2. Identify the asset class(es) in each account
Once all accounts are listed, David will log in all of his accounts to find out how they are allocated on the different asset classes. Typically, only the investment accounts like 401k, IRA, post-tax accounts will have a mix of assets, the other will be 100% stocks (eg. company stock), 100% real-estate (eg. house), 100% bonds (bonds or loans to individuals) or 100% cash (checking, savings, …).
3. Determine your overall Asset Allocation
Now that David was able to collect all asset allocations, to find the Overall Asset Allocation, 2 additional calculations are required:
- Sum all your accounts values: this is the aggregate value of all accounts combined. David’s total here is 335k$
- Determine the Weighted Average Asset Allocation per asset type: this sounds super fancy but luckily Excel has a super useful function in the name of sumproduct. See the screenshot below. Duplicate for each asset type and voilà!

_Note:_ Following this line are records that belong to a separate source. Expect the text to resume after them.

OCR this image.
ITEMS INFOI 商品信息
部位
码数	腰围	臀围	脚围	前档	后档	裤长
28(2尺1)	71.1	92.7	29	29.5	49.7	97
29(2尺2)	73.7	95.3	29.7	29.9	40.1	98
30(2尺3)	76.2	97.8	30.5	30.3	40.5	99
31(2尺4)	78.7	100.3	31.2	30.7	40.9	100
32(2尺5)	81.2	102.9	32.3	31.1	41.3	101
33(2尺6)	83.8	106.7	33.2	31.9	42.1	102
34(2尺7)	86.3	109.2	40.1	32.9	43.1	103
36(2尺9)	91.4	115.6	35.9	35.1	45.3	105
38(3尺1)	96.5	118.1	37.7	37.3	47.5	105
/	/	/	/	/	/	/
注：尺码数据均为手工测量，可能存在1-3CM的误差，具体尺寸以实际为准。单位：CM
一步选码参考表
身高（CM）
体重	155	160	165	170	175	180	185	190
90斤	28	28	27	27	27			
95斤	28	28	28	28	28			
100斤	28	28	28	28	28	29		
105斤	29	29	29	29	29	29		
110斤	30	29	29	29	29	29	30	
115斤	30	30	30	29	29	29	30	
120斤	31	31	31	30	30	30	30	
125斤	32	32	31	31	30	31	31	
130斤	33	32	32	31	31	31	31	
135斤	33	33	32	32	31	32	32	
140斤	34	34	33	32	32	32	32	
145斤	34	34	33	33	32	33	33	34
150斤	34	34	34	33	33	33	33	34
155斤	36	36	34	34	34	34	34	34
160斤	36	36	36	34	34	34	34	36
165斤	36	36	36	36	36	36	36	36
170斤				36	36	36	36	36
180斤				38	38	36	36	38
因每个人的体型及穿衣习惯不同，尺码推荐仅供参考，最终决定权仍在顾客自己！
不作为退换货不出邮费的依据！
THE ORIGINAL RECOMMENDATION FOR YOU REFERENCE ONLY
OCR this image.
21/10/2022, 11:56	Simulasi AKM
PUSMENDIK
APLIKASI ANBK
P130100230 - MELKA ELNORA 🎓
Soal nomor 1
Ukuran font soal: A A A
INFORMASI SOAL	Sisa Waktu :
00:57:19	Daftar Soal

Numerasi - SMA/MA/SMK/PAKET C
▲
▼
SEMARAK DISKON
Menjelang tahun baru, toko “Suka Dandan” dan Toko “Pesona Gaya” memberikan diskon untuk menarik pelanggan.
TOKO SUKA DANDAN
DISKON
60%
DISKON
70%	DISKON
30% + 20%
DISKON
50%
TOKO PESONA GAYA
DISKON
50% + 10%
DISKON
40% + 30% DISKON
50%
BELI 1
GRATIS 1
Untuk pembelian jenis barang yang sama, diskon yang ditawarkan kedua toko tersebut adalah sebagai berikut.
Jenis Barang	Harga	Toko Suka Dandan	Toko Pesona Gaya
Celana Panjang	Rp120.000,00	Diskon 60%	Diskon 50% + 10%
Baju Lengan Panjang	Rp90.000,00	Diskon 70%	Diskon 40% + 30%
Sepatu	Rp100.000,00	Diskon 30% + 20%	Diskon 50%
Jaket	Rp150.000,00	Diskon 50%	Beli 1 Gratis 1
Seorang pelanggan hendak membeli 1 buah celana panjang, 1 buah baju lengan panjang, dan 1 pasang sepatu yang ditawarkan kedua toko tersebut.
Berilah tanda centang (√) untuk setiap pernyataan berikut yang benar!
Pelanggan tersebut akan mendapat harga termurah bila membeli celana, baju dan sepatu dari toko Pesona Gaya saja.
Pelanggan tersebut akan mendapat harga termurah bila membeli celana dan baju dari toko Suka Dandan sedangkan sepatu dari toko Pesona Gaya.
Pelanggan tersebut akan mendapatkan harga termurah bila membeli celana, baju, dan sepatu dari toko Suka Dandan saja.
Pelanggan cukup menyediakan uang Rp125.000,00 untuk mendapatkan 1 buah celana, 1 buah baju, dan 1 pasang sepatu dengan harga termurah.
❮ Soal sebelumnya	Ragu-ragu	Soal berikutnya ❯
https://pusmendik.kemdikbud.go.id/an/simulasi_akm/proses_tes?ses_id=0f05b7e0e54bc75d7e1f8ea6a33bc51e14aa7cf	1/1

The document is available here as a Google Spreadsheet
The 4 values you obtain in the lower left part of the table is your current Asset Allocation. The total of all 4 should be 100%.
In David’s example :
The Overall Asset Allocation is 36%/33%/13%/19%.
Considering David’s a 30-something mid-career, this is a relatively balanced portfolio and it would probably be considered ‘conservative’ and some observations can be done:
- The exposure to stocks at 36% could be higher and the allocation to cash at 19% could be lower. David could for example increase his potential return by investing some of his cash into stocks. Or maybe David needs a lot of cash on hand because his spend is high and his Savings Rate is low?
- Even though David’s house represents the largest account in his portfolio at 31% of the total, the dominating asset class remains Stocks at 36% because he is invested in stocks through 4 of his accounts. If David’s company matches his contributions in his 401k, he might increase his stock exposure quicker than he increases his real-estate exposure. In a few years, a rebalancing might be necessary to not be overweight stocks.
- While David’s allocation is diversified and his company stock represents only 9% of his total, it represents a quarter of his stocks exposure (9%/36%). Regardless of the level of diversification he can have in his portfolio, 25% of his stocks holding are in 1 stock, the stock of the company that gives him his paycheck. It might be fine, but this shouldn’t be ignored.
Another very important point is that David has a lot of cash with 60k$.
David should create a dedicate account that will be his Emergency Fund where he will park the equivalent of 6-12 months of living expenses in cash. This fund is the ‘just in case’ cushion that will allow David to never be forced to sell parts of his investments to meet a cash demand. Once this fund is created, the excess of cash should then be invested in the other instruments available in his portfolio. The Emergency Fund should be labeled as such, be left untouched and be excluded from any asset allocation calculation since it does not qualify as an investment, but rather a safety net.
The Emergency Fund is cash only and should always be excluded from the Asset Allocation calculation because it is NOT an investment.
This X-ray analysis of David’s accounts allows him to understand where his money is currently invested in, how diversified his finances really are and where his allocation is potentially overweight already. There are no good or bad allocation, it depends on each individual’s expectations, risk tolerance and time-horizon.
However, if a windfall comes his way, or if David decides to implement an automatic investment strategy, this gives him some insight on the areas that might need more focus than others.
Readers, have you followed David’s steps and calculated your current Asset Allocation? Have you been surprised by some of the results? What have you done to address them?